Häftlinge erkannte man an ihrem völlig ungepflegten Äußeren, ihren struppigen langen Haaren, ihrem Gestank und ihrer Lumpenkleidung. Das Baden wurde vielen ganz verwehrt. Mit Besuchserlaubnissen waren die Wärter großzügig: Angehörige brachten häufig zusätzliches Essen; die Klagen über Hunger sind zahlreich. Oft ließen sich die Aufseher bestechen; manche von ihnen waren Sadisten, die die ihnen schutzlos ausgelieferten Häftlinge quälten und misshandelten. Nicht wenige Gefangene waren aneinandergekettet; besonders peinigend waren Fußfesseln, die kaum Bewegungen zuließen. Andererseits wurde die Einzelhaft, in der man von jeder Kommunikation abgeschnitten war, als Isolationsfolter gefürchtet, ebenso der völlige Entzug von Essen und Trinken. In der Spätantike verschlimmerte sich die Lage vieler Häftlinge, weil die Prozesse auf sich warten ließen oder Urteile über lange Zeit nicht vollstreckt wurden. Manche Insassen vegetierten jahrelang dahin und starben in Haft, ohne dass ein Urteil gesprochen war. Selbsttötungen waren in dieser verzweifelten Situation keine Seltenheit.

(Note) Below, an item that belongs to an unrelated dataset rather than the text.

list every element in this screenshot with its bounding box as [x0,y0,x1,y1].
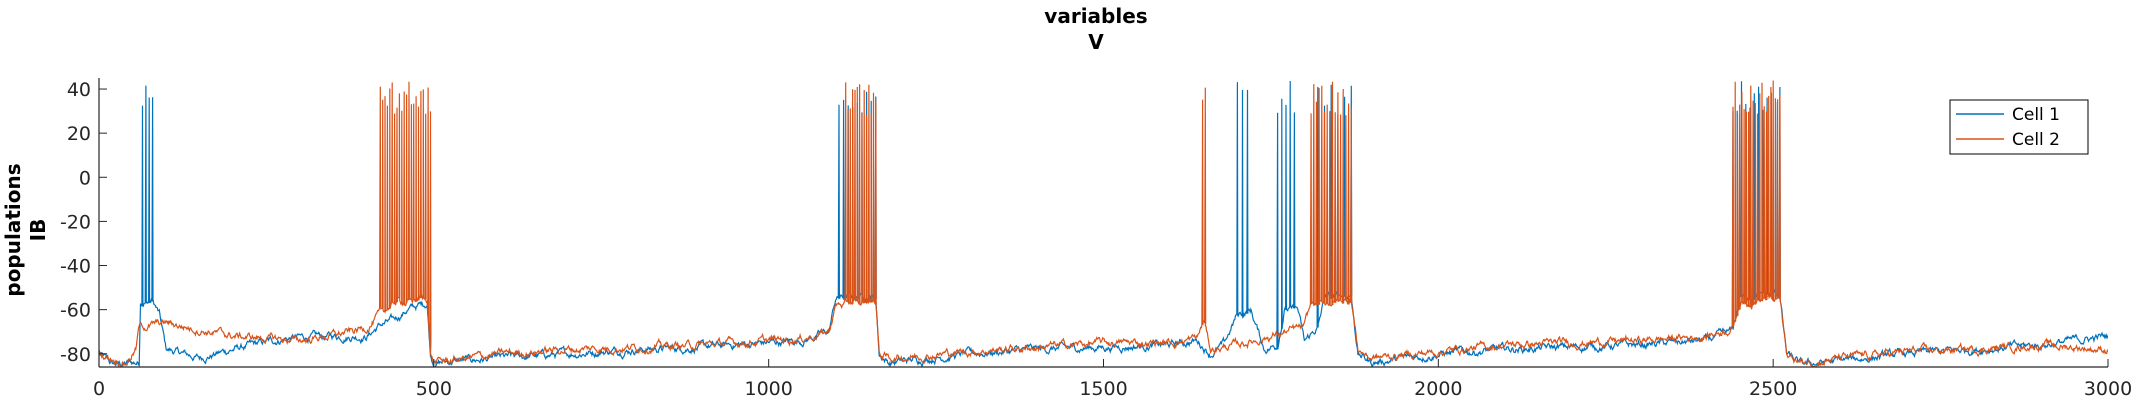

Zum Tode Verurteilte wurden häufig in einem besonderen Trakt des Gefängnisses vom Henker (carnifex) getötet; ihre Angst- und Todesschreie hallten durch den gesamten Kerker und setzten die anderen Häftlinge einer zusätzlichen psychischen Tortur aus. Wenn man einen Vorgeschmack auf die Höllenqualen bekommen wolle, die Sünder im Jenseits erleiden müssten, brauche man, meint der Kirchenvater Johannes Chrysostomos, nur einen Blick in die Gefängnisse des Diesseits zu werfen. Dann werde man alles tun, um sich diese Pein nach dem Tode zu ersparen (in epist. II ad Cor. hom. 10, 4 = PG 61, 471).